Самбуров покивал, растянул губы в улыбке, видимо, тоже прикидывая амбициозность планов заслуженного педагога, и спросил:

– Значит, вы знали, кто конкретно устроил пожар?

– Конечно знал. Мне и расследования для этого никакого не надо было. Только дым повалил, я сразу знал, кого за ухо из комнаты выведу. – Бывший директор, пользуясь случаем, перевел разговор на другую тему. Старичка изрядно потряхивало. Руки дрожали, голос скрипел. Чего не отнять у Киры Вергасовой, так это способности выводить людей из себя. – Халилов, Антонов, Князев… Всю компанию. Халилов и до этого пожары устраивал, но по мелочи. Постройку хозяйственную спалил. Дрова сжег, целый КамАЗ. Сейчас покажу.

Мужчина отодвинул чашку и вышел в другую комнату. Скорее всего, ему хотелось улизнуть из-под острого и жесткого, словно дуло пистолета, взора Киры Вергасовой. Самбуров не мог его за это судить.

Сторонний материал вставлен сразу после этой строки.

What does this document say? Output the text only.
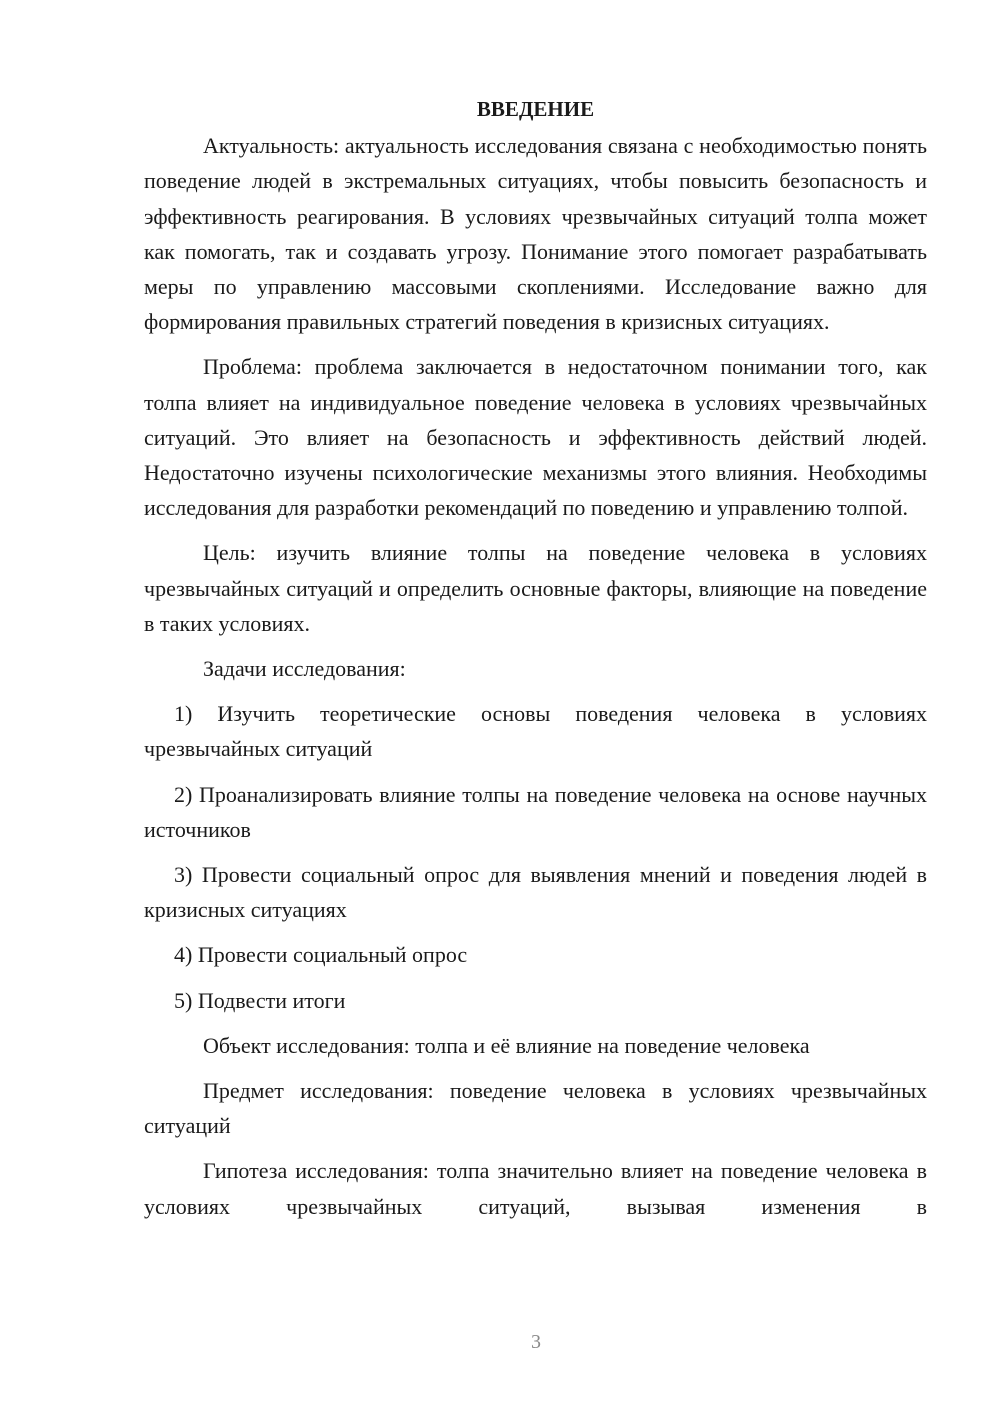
ВВЕДЕНИЕ

Актуальность: актуальность исследования связана с необходимостью понять поведение людей в экстремальных ситуациях, чтобы повысить безопасность и эффективность реагирования. В условиях чрезвычайных ситуаций толпа может как помогать, так и создавать угрозу. Понимание этого помогает разрабатывать меры по управлению массовыми скоплениями. Исследование важно для формирования правильных стратегий поведения в кризисных ситуациях.

Проблема: проблема заключается в недостаточном понимании того, как толпа влияет на индивидуальное поведение человека в условиях чрезвычайных ситуаций. Это влияет на безопасность и эффективность действий людей. Недостаточно изучены психологические механизмы этого влияния. Необходимы исследования для разработки рекомендаций по поведению и управлению толпой.

Цель: изучить влияние толпы на поведение человека в условиях чрезвычайных ситуаций и определить основные факторы, влияющие на поведение в таких условиях.

Задачи исследования:

1) Изучить теоретические основы поведения человека в условиях чрезвычайных ситуаций

2) Проанализировать влияние толпы на поведение человека на основе научных источников

3) Провести социальный опрос для выявления мнений и поведения людей в кризисных ситуациях

4) Провести социальный опрос

5) Подвести итоги

Объект исследования: толпа и её влияние на поведение человека

Предмет исследования: поведение человека в условиях чрезвычайных ситуаций

Гипотеза исследования: толпа значительно влияет на поведение человека в условиях чрезвычайных ситуаций, вызывая изменения в

3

Игорь Дмитриевич вернулся с альбомом в простой синей обложке, с приклеенной сверху бумажкой с надписью, кривой и по-детски закрашенной фломастером. Тысяча девятьсот восемьдесят семь.

Он листал старые желтые страницы с потрескавшимся и разодранным целлофаном, из которого вываливались черно-белые фотографии с детскими лицами. Потом перевернул разворот к гостям.

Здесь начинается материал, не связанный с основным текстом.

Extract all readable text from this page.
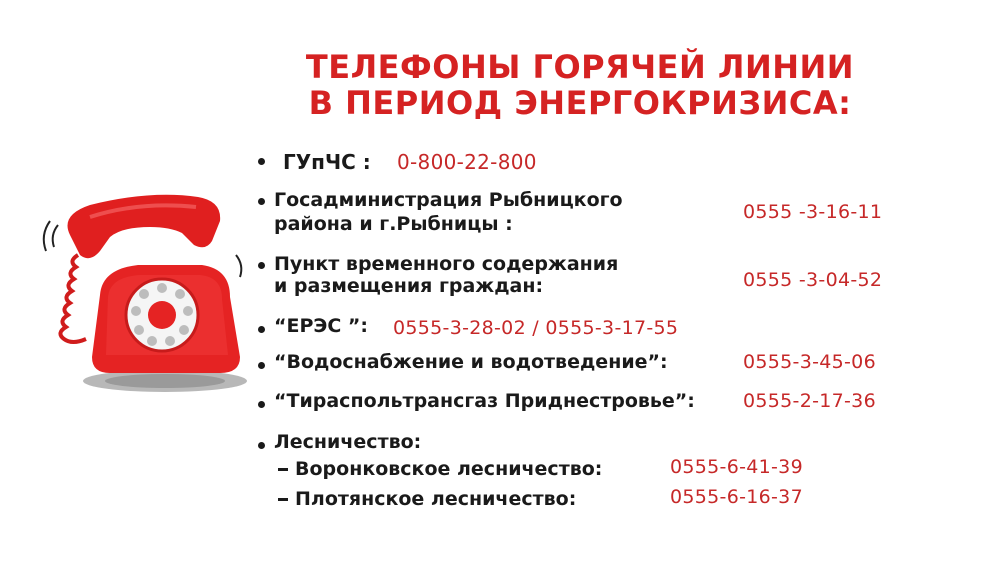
ТЕЛЕФОНЫ ГОРЯЧЕЙ ЛИНИИ
В ПЕРИОД ЭНЕРГОКРИЗИСА:
ГУпЧС : 0-800-22-800
Госадминистрация Рыбницкого
района и г.Рыбницы :
0555 -3-16-11
Пункт временного содержания
и размещения граждан:	0555 -3-04-52
“ЕРЭС ”: 0555-3-28-02 / 0555-3-17-55
“Водоснабжение и водотведение”:	0555-3-45-06
“Тираспольтрансгаз Приднестровье”:	0555-2-17-36
Лесничество:
Воронковское лесничество:	0555-6-41-39
Плотянское лесничество:	0555-6-16-37
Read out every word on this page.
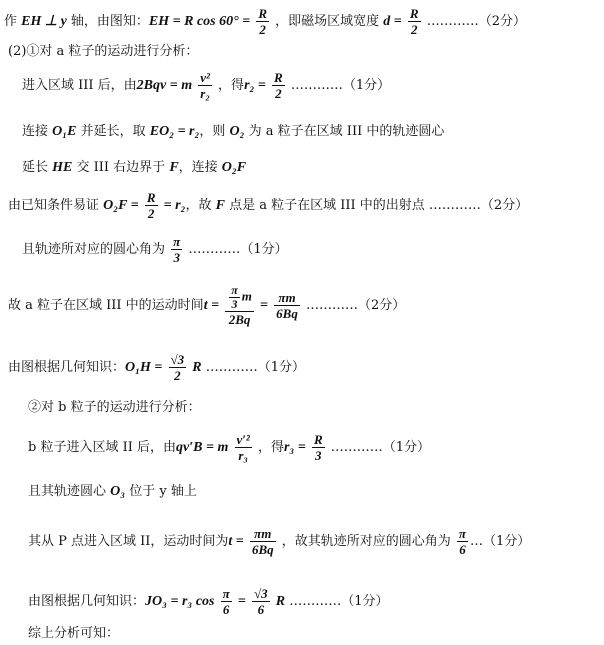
作 EH ⊥ y 轴，由图知：EH = R $\cos 60^\circ = \frac{R}{2}$ ，即磁场区域宽度 $d = \frac{R}{2}$ …………（2分）
(2)①对 a 粒子的运动进行分析：
进入区域 III 后，由2Bqv = m $\frac{\text{v²}}{\text{r₂}}$ ，得$r_2 = \frac{R}{2}$ …………（1分）
连接 O₁E 并延长，取 EO₂ = r₂，则 O₂ 为 a 粒子在区域 III 中的轨迹圆心
延长 HE 交 III 右边界于 F，连接 O₂F
由已知条件易证 $O_2F = \frac{R}{2} = r_2$，故 F 点是 a 粒子在区域 III 中的出射点 …………（2分）
且轨迹所对应的圆心角为 $\frac{\pi}{3}$ …………（1分）
故 a 粒子在区域 III 中的运动时间$t = \frac{\frac{\pi}{3} m}{2Bq} = \frac{\pi m}{6Bq}$ …………（2分）
由图根据几何知识：$O_1H = \frac{√3}{2}$ R …………（1分）
②对 b 粒子的运动进行分析：
b 粒子进入区域 II 后，由qv′B = m $\frac{\text{v′²}}{\text{r₃}}$ ，得$r_3 = \frac{R}{3}$ …………（1分）
且其轨迹圆心 O₃ 位于 y 轴上
其从 P 点进入区域 II，运动时间为$t = \frac{\pi m}{6Bq}$ ，故其轨迹所对应的圆心角为 $\frac{\pi}{6}$ …（1分）
由图根据几何知识：JO₃ = r₃ $\cos \frac{\pi}{6} = \frac{√3}{6}$ R …………（1分）
综上分析可知：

– Вот они. Все четверо! Друзья не разлей вода. Князев, Антонов, Халилов и Каляева. Шебутная компания. Не я один выдохнул, когда они выпустились. Хотя каждый год, в каждом выпуске есть дети, которые не дают педагогам покоя.

– Девочку зовут Ася? – Кира вцепилась взглядом в полувыцветшую фотографию. Два парня улыбались в камеру, третий наклонил голову вперед, выставив в фотообъектив макушку вместо лица. А девушка пряталась за одного из ребят.

– Нет. Это Саша Каляева, она умерла чуть раньше пожара. Но называли ее, да, Асей. А в пожаре погиб Антонов, друг Халилова. Как вы понимаете, для парня это стало огромным горем. Они детдомовские. Сгорел не друг, сгорел его брат. Я очень рассчитывал, что это станет ему назидательным и поучительным уроком.

– И ваши ожидания оправдались? – Кира не сводила взгляда с фотографии. Самбуров тоже. Лицо девочки на фото было копией того портрета, который они нашли у Монголина. – Халилов совершил много хороших дел? Он усвоил урок?